W tym odcinku bierzemy na warsztat zarządzanie zmianą - ten najbardziej niedoceniany, a jednocześnie kluczowy element wdrożeń IT i transformacji biznesowych.
✅ Dlaczego 70% zmian kończy się porażką?
✅ Jak zminimalizować opór zespołu i nie uruchomić „cichego sabotażu”?
✅ Kiedy naprawdę zaczyna się proces zarządzania zmianą (spoiler: nie przy szkoleniu)?
✅ Jak zbudować komunikację i zaangażowanie krok po kroku?
✅ Praktyczny przykład wdrożenia systemu B2B i planowania działań z zespołem.

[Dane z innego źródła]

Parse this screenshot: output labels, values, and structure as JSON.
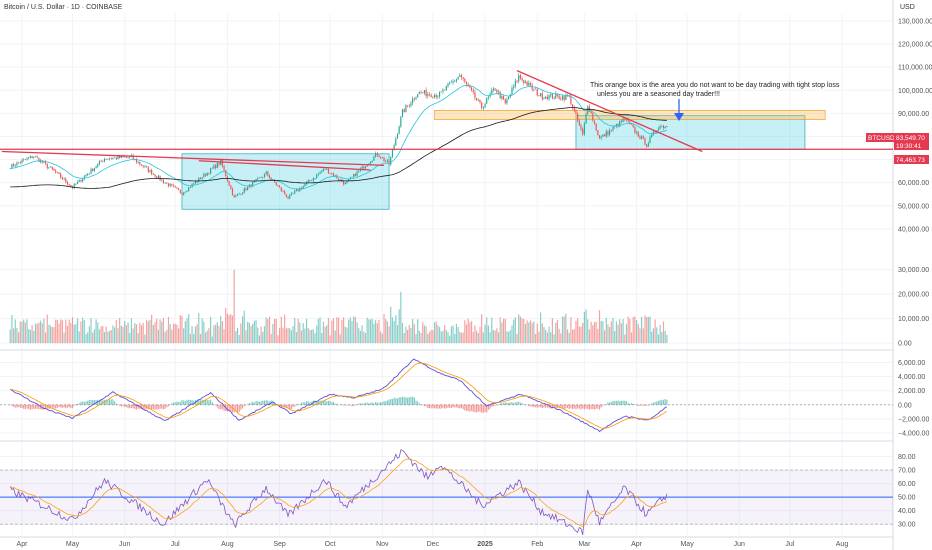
{
  "header": {
    "title": "Bitcoin / U.S. Dollar · 1D · COINBASE",
    "currency": "USD"
  },
  "price_tag": {
    "symbol": "BTCUSD",
    "price": "83,549.70",
    "countdown": "19:30:41"
  },
  "level_tag": "74,463.73",
  "annotation": {
    "lines": [
      "This orange box is the area you do not want to be day trading with tight stop loss",
      "unless you are a seasoned day trader!!!"
    ]
  },
  "colors": {
    "up": "#26a69a",
    "down": "#ef5350",
    "trend": "#e53950",
    "zone_teal": "#4dd0e1",
    "zone_orange": "#ffb74d",
    "sma": "#1a1a1a",
    "ema": "#26c6da",
    "macd": "#5c4fd6",
    "signal": "#ff9800",
    "rsi": "#7e57c2",
    "arrow": "#2962ff"
  },
  "chart_data": {
    "type": "candlestick",
    "x_axis": {
      "ticks": [
        {
          "label": "Apr",
          "date": "2024-04-01"
        },
        {
          "label": "May",
          "date": "2024-05-01"
        },
        {
          "label": "Jun",
          "date": "2024-06-01"
        },
        {
          "label": "Jul",
          "date": "2024-07-01"
        },
        {
          "label": "Aug",
          "date": "2024-08-01"
        },
        {
          "label": "Sep",
          "date": "2024-09-01"
        },
        {
          "label": "Oct",
          "date": "2024-10-01"
        },
        {
          "label": "Nov",
          "date": "2024-11-01"
        },
        {
          "label": "Dec",
          "date": "2024-12-01"
        },
        {
          "label": "2025",
          "date": "2025-01-01"
        },
        {
          "label": "Feb",
          "date": "2025-02-01"
        },
        {
          "label": "Mar",
          "date": "2025-03-01"
        },
        {
          "label": "Apr",
          "date": "2025-04-01"
        },
        {
          "label": "May",
          "date": "2025-05-01"
        },
        {
          "label": "Jun",
          "date": "2025-06-01"
        },
        {
          "label": "Jul",
          "date": "2025-07-01"
        },
        {
          "label": "Aug",
          "date": "2025-08-01"
        }
      ]
    },
    "price_axis": {
      "range": [
        30000,
        133000
      ],
      "ticks": [
        "130,000.00",
        "120,000.00",
        "110,000.00",
        "100,000.00",
        "90,000.00",
        "80,000.00",
        "70,000.00",
        "60,000.00",
        "50,000.00",
        "40,000.00"
      ]
    },
    "volume_axis": {
      "range": [
        -2000,
        36000
      ],
      "ticks": [
        "30,000.00",
        "20,000.00",
        "10,000.00",
        "0.00"
      ]
    },
    "macd_axis": {
      "range": [
        -5000,
        7500
      ],
      "ticks": [
        "6,000.00",
        "4,000.00",
        "2,000.00",
        "0.00",
        "−2,000.00",
        "−4,000.00"
      ]
    },
    "rsi_axis": {
      "range": [
        22,
        90
      ],
      "ticks": [
        "80.00",
        "70.00",
        "60.00",
        "50.00",
        "40.00",
        "30.00"
      ]
    },
    "price_anchors": [
      {
        "date": "2024-03-25",
        "price": 67000
      },
      {
        "date": "2024-04-08",
        "price": 71500
      },
      {
        "date": "2024-04-20",
        "price": 65000
      },
      {
        "date": "2024-05-01",
        "price": 58000
      },
      {
        "date": "2024-05-20",
        "price": 70500
      },
      {
        "date": "2024-06-05",
        "price": 71000
      },
      {
        "date": "2024-06-24",
        "price": 60500
      },
      {
        "date": "2024-07-05",
        "price": 55500
      },
      {
        "date": "2024-07-28",
        "price": 69000
      },
      {
        "date": "2024-08-05",
        "price": 53500
      },
      {
        "date": "2024-08-24",
        "price": 64000
      },
      {
        "date": "2024-09-06",
        "price": 53500
      },
      {
        "date": "2024-09-28",
        "price": 66000
      },
      {
        "date": "2024-10-10",
        "price": 59500
      },
      {
        "date": "2024-10-29",
        "price": 72500
      },
      {
        "date": "2024-11-05",
        "price": 68000
      },
      {
        "date": "2024-11-13",
        "price": 90500
      },
      {
        "date": "2024-11-22",
        "price": 99000
      },
      {
        "date": "2024-12-05",
        "price": 98000
      },
      {
        "date": "2024-12-17",
        "price": 106500
      },
      {
        "date": "2024-12-30",
        "price": 92500
      },
      {
        "date": "2025-01-07",
        "price": 101000
      },
      {
        "date": "2025-01-13",
        "price": 94000
      },
      {
        "date": "2025-01-21",
        "price": 106000
      },
      {
        "date": "2025-02-03",
        "price": 97500
      },
      {
        "date": "2025-02-20",
        "price": 97000
      },
      {
        "date": "2025-02-28",
        "price": 80500
      },
      {
        "date": "2025-03-03",
        "price": 94000
      },
      {
        "date": "2025-03-10",
        "price": 79000
      },
      {
        "date": "2025-03-25",
        "price": 87500
      },
      {
        "date": "2025-04-07",
        "price": 76500
      },
      {
        "date": "2025-04-14",
        "price": 84500
      },
      {
        "date": "2025-04-19",
        "price": 84500
      }
    ],
    "volume_spikes": [
      {
        "date": "2024-08-05",
        "value": 30000
      },
      {
        "date": "2024-11-12",
        "value": 21000
      },
      {
        "date": "2025-02-03",
        "value": 12500
      },
      {
        "date": "2025-03-10",
        "value": 13500
      }
    ],
    "horizontal_level": {
      "price": 74463.73
    },
    "trendlines": [
      {
        "from": {
          "date": "2024-03-20",
          "price": 73500
        },
        "to": {
          "date": "2024-11-02",
          "price": 67500
        }
      },
      {
        "from": {
          "date": "2024-07-15",
          "price": 69500
        },
        "to": {
          "date": "2024-10-25",
          "price": 65500
        }
      },
      {
        "from": {
          "date": "2025-01-20",
          "price": 108500
        },
        "to": {
          "date": "2025-05-10",
          "price": 73500
        }
      }
    ],
    "zones": [
      {
        "color": "teal",
        "from": {
          "date": "2024-07-05",
          "price": 72500
        },
        "to": {
          "date": "2024-11-05",
          "price": 48500
        }
      },
      {
        "color": "teal",
        "from": {
          "date": "2025-02-24",
          "price": 89000
        },
        "to": {
          "date": "2025-07-10",
          "price": 74400
        }
      },
      {
        "color": "orange",
        "from": {
          "date": "2024-12-02",
          "price": 91300
        },
        "to": {
          "date": "2025-07-22",
          "price": 87300
        }
      }
    ],
    "macd_anchors": [
      {
        "date": "2024-03-25",
        "value": 2200
      },
      {
        "date": "2024-04-15",
        "value": -600
      },
      {
        "date": "2024-05-01",
        "value": -1900
      },
      {
        "date": "2024-05-25",
        "value": 1800
      },
      {
        "date": "2024-06-25",
        "value": -2300
      },
      {
        "date": "2024-07-22",
        "value": 1700
      },
      {
        "date": "2024-08-08",
        "value": -2200
      },
      {
        "date": "2024-08-28",
        "value": 400
      },
      {
        "date": "2024-09-08",
        "value": -1300
      },
      {
        "date": "2024-10-01",
        "value": 1500
      },
      {
        "date": "2024-10-15",
        "value": 1000
      },
      {
        "date": "2024-11-01",
        "value": 2200
      },
      {
        "date": "2024-11-20",
        "value": 6500
      },
      {
        "date": "2024-12-05",
        "value": 4500
      },
      {
        "date": "2024-12-17",
        "value": 3500
      },
      {
        "date": "2025-01-02",
        "value": -200
      },
      {
        "date": "2025-01-22",
        "value": 1500
      },
      {
        "date": "2025-02-15",
        "value": -800
      },
      {
        "date": "2025-03-10",
        "value": -3700
      },
      {
        "date": "2025-03-25",
        "value": -1600
      },
      {
        "date": "2025-04-08",
        "value": -2200
      },
      {
        "date": "2025-04-19",
        "value": -300
      }
    ],
    "rsi_anchors": [
      {
        "date": "2024-03-25",
        "value": 55
      },
      {
        "date": "2024-04-13",
        "value": 44
      },
      {
        "date": "2024-05-01",
        "value": 33
      },
      {
        "date": "2024-05-20",
        "value": 62
      },
      {
        "date": "2024-06-24",
        "value": 30
      },
      {
        "date": "2024-07-20",
        "value": 63
      },
      {
        "date": "2024-08-05",
        "value": 29
      },
      {
        "date": "2024-08-24",
        "value": 57
      },
      {
        "date": "2024-09-06",
        "value": 36
      },
      {
        "date": "2024-09-28",
        "value": 63
      },
      {
        "date": "2024-10-10",
        "value": 43
      },
      {
        "date": "2024-10-29",
        "value": 66
      },
      {
        "date": "2024-11-13",
        "value": 84
      },
      {
        "date": "2024-11-28",
        "value": 64
      },
      {
        "date": "2024-12-05",
        "value": 75
      },
      {
        "date": "2024-12-30",
        "value": 44
      },
      {
        "date": "2025-01-21",
        "value": 61
      },
      {
        "date": "2025-02-03",
        "value": 40
      },
      {
        "date": "2025-02-28",
        "value": 24
      },
      {
        "date": "2025-03-03",
        "value": 56
      },
      {
        "date": "2025-03-10",
        "value": 31
      },
      {
        "date": "2025-03-25",
        "value": 57
      },
      {
        "date": "2025-04-07",
        "value": 37
      },
      {
        "date": "2025-04-19",
        "value": 52
      }
    ],
    "rsi_band": [
      30,
      70
    ],
    "rsi_midline": 50
  }
}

Ten odcinek to obowiązkowa pozycja dla:
- managerów
- liderów projektów IT
- właścicieli firm
- wszystkich, którzy nie chcą tonąć jak Tytanic, bo zignorowali „czynnik ludzki”.
Porozmawiajmy o Twoim.
Porozmawiajmy!🎙️Wprowadzenie i kontekst biznesowy
Cześć, dzień dobry. Witam was w podcaście IT i Biznes. Nazywam się Grzegorz Tabor i na co dzień prowadzę trzy firmy, w tym firmę programistyczną, agencję doradczo-rekrutacyjną i SaaS do monitoringu cen konkurencji dla e-commerce.Podcast IT i Biznes kieruję do właścicieli firm oraz menedżerów, którzy na co dzień współpracują w swoich firmach często i dużo z szeroko pojętym IT i chcieliby realizować owe projekty IT bardziej świadomie i skuteczniej. Odcinek 51. Jak nie zostać kapitanem Tytanica? Zarządzanie zmianą najtrudniejsza część każdego projektu.

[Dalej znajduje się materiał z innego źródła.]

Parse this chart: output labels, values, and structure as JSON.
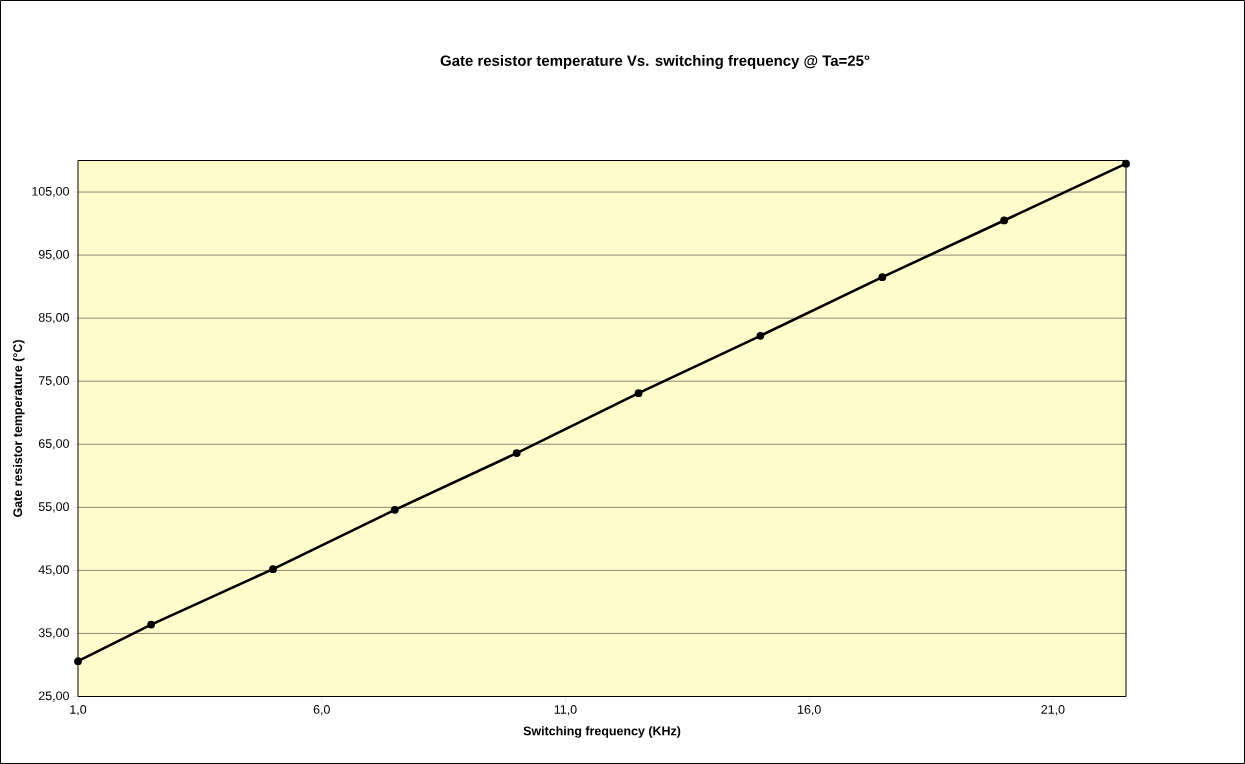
{
  "chart_data": {
    "type": "line",
    "title": "Gate resistor temperature Vs. switching frequency @ Ta=25°",
    "xlabel": "Switching frequency (KHz)",
    "ylabel": "Gate resistor temperature (°C)",
    "x": [
      1.0,
      2.5,
      5.0,
      7.5,
      10.0,
      12.5,
      15.0,
      17.5,
      20.0,
      22.5
    ],
    "series": [
      {
        "color": "#000000",
        "values": [
          30.6,
          36.4,
          45.2,
          54.6,
          63.6,
          73.1,
          82.2,
          91.5,
          100.5,
          109.5
        ]
      }
    ],
    "xlim": [
      1.0,
      22.5
    ],
    "ylim": [
      25,
      110
    ],
    "xticks": [
      {
        "value": 1,
        "label": "1,0"
      },
      {
        "value": 6,
        "label": "6,0"
      },
      {
        "value": 11,
        "label": "11,0"
      },
      {
        "value": 16,
        "label": "16,0"
      },
      {
        "value": 21,
        "label": "21,0"
      }
    ],
    "yticks": [
      {
        "value": 25,
        "label": "25,00"
      },
      {
        "value": 35,
        "label": "35,00"
      },
      {
        "value": 45,
        "label": "45,00"
      },
      {
        "value": 55,
        "label": "55,00"
      },
      {
        "value": 65,
        "label": "65,00"
      },
      {
        "value": 75,
        "label": "75,00"
      },
      {
        "value": 85,
        "label": "85,00"
      },
      {
        "value": 95,
        "label": "95,00"
      },
      {
        "value": 105,
        "label": "105,00"
      }
    ],
    "grid": "y",
    "marker": "circle",
    "line_style": "solid"
  }
}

Napisanie i uruchomienie nowego systemu to często dopiero połowa sukcesu. Prawdziwe wyzwanie zaczyna się wtedy, gdy trzeba przekonać ludzi do zmiany i sprawić, by faktycznie korzystali z tego nowego systemu. W tym odcinku porozmawiamy o tym, dlaczego zarządzanie zmianą jest kluczowym, a jednocześnie często niedocenianym i często także zapominanym elementem projektów IT i biznesowych.
Nie przedłużając serdecznie zapraszam do części głównej dzisiejszego odcinka. Cześć, dzień dobry. Witajcie w kolejnym odcinku podcastu IT i Biznes.
⚠️ Dlaczego zarządzanie zmianą to nie „miły dodatek”, tylko klucz projektu?
Jeśli słuchacie mnie regularnie to wiecie, że bardzo często niezależnie od tego, czy rozmawiamy o rozwijaniu obecnego systemu, czy wdrożaniu nowego rozwiązania, czy też w ogóle o zarządzaniu zespołem, wracam do jednego kluczowego tematu, a mianowicie do zarządzania zmianą. Dzisiaj właśnie o tym porozmawiamy, bo choć często skupiamy się na technologiach, na narzędziach, na strukturze projektu, to to jak poprowadzimy ludzi przez zmianę często decyduje o sukcesie całego przedsięwzięcia. Najważniejsza rzecz z tego odcinka, jaką chciałbym, żebyście zapamiętali, jest to, że zarządzanie zmianą nie zaczyna się wtedy, gdy mamy już gotowy projekt do wdrożenia, czyli ten moment, kiedy już pokazuje się ludziom różne instrukcje obsługi i robi szkolenia.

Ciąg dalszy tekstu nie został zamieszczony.